Bachmann-Preis 2024: Historische Jury und mutige literarische Stimmen
Der diesjährige Bachmann-Preis-Wettbewerb fand unter strahlendem Sommerhimmel statt und bot ein besonders bemerkenswertes Bild. Erstmals bestand die Jury ausschließlich aus Frauen, was dieser Ausgabe eine historische Note verlieh. Magdalena Schrefel wurde für ihren Text 'Kirschen, Herz in der Schlinge' mit dem 3sat-Preis ausgezeichnet. Den Hauptpreis sowie den Publikumspreis sicherte sich Schaette für ihren Beitrag 'Was wir tragen'. Slata Roschal sorgte mit einer schonungslosen Abrechnung mit dem Literaturbetrieb für Aufsehen.

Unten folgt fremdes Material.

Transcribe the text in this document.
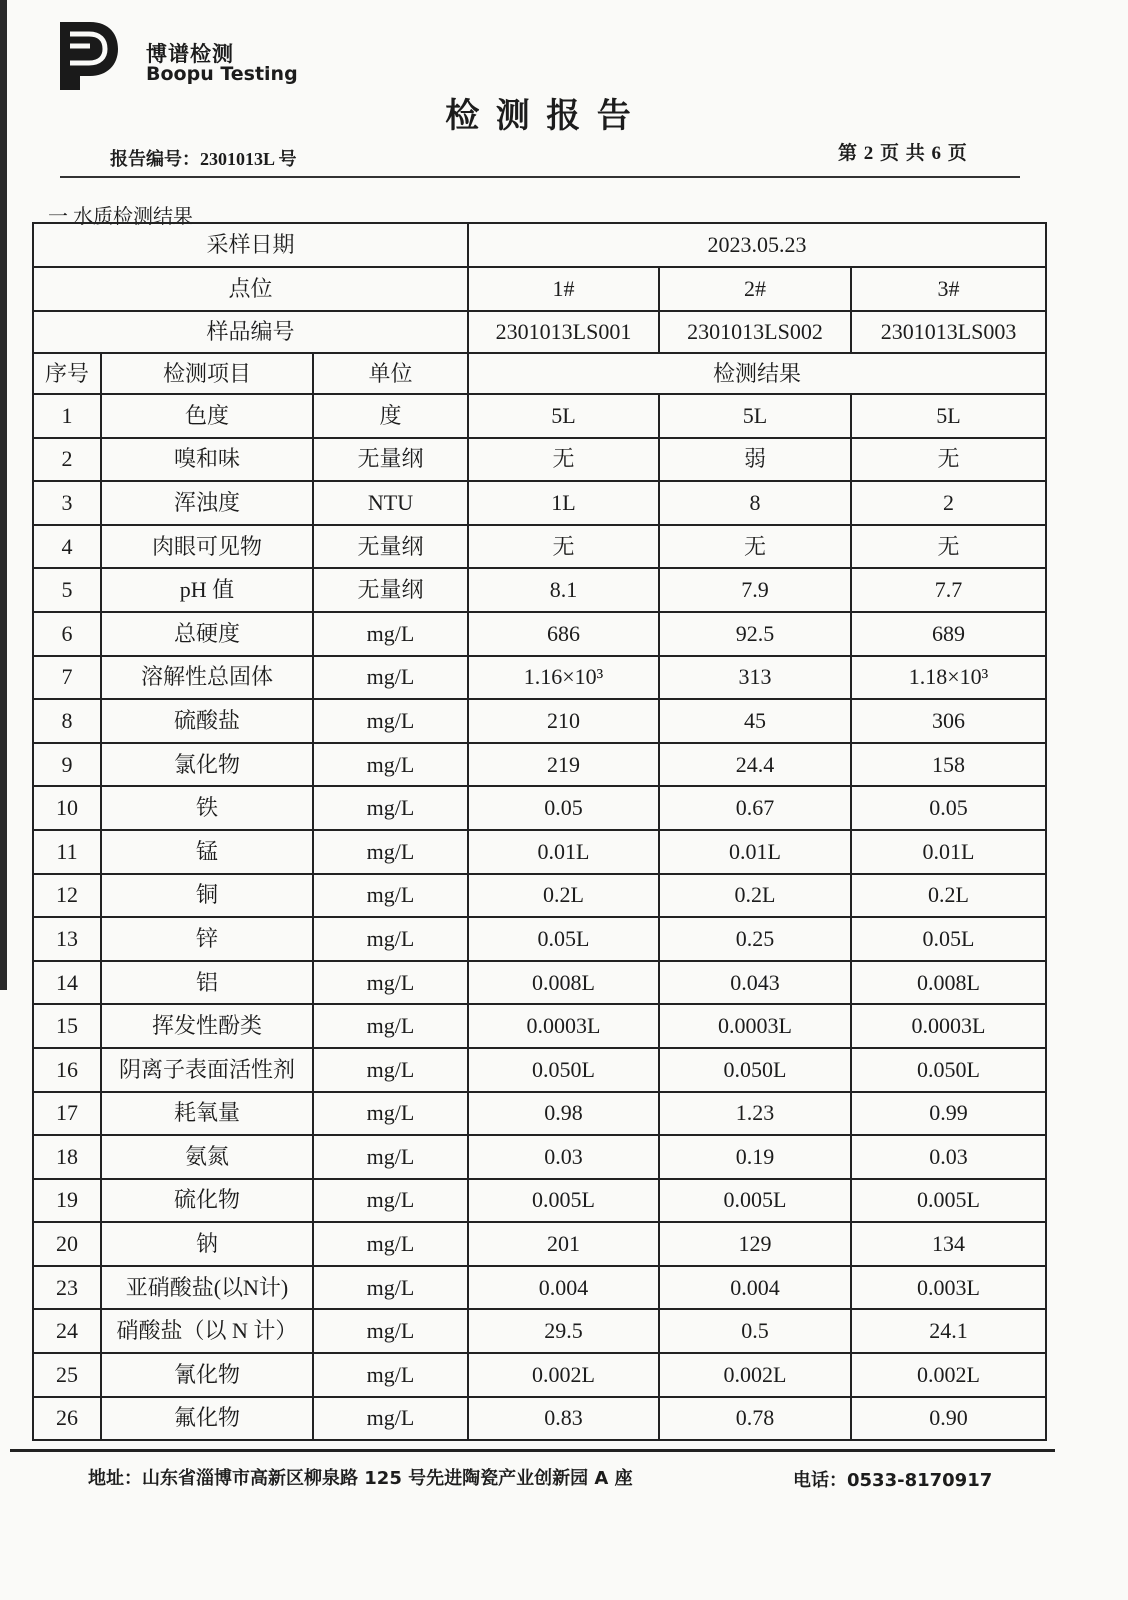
博谱检测
Boopu Testing
检 测 报 告
报告编号：2301013L 号	第 2 页 共 6 页
一 水质检测结果
采样日期			2023.05.23		
点位			1#	2#	3#
样品编号			2301013LS001	2301013LS002	2301013LS003
序号	检测项目	单位	检测结果		
1	色度	度	5L	5L	5L
2	嗅和味	无量纲	无	弱	无
3	浑浊度	NTU	1L	8	2
4	肉眼可见物	无量纲	无	无	无
5	pH 值	无量纲	8.1	7.9	7.7
6	总硬度	mg/L	686	92.5	689
7	溶解性总固体	mg/L	1.16×10³	313	1.18×10³
8	硫酸盐	mg/L	210	45	306
9	氯化物	mg/L	219	24.4	158
10	铁	mg/L	0.05	0.67	0.05
11	锰	mg/L	0.01L	0.01L	0.01L
12	铜	mg/L	0.2L	0.2L	0.2L
13	锌	mg/L	0.05L	0.25	0.05L
14	铝	mg/L	0.008L	0.043	0.008L
15	挥发性酚类	mg/L	0.0003L	0.0003L	0.0003L
16	阴离子表面活性剂	mg/L	0.050L	0.050L	0.050L
17	耗氧量	mg/L	0.98	1.23	0.99
18	氨氮	mg/L	0.03	0.19	0.03
19	硫化物	mg/L	0.005L	0.005L	0.005L
20	钠	mg/L	201	129	134
23	亚硝酸盐(以N计)	mg/L	0.004	0.004	0.003L
24	硝酸盐（以 N 计）	mg/L	29.5	0.5	24.1
25	氰化物	mg/L	0.002L	0.002L	0.002L
26	氟化物	mg/L	0.83	0.78	0.90
地址：山东省淄博市高新区柳泉路 125 号先进陶瓷产业创新园 A 座	电话：0533-8170917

Kinga Tóth erhielt den KELAG-Preis, wobei ihre sprachliche Präzision und die Darstellung eines 'Ostblock-Mädchens' besonders gewürdigt wurden. Ozan Zakariya Keskinkılıç wurde für 'Vater ohne Sohn' mit dem Deutschlandfunk-Preis ausgezeichnet. Während der Veranstaltung wurde das Motiv des Flecks als Symbol für prekäre Lebensumstände diskutiert. Zudem wurde die Rolle der Ökonomie in der Literatur eingehend beleuchtet. Diese Ausgabe des Bachmann-Preises wird vor allem wegen der rein weiblichen Jury und der mutigen Statements der Teilnehmerinnen und Teilnehmer in Erinnerung bleiben. Die Vielfalt der Themen und die Qualität der Beiträge unterstrichen die Bedeutung des Wettbewerbs in der literarischen Landschaft.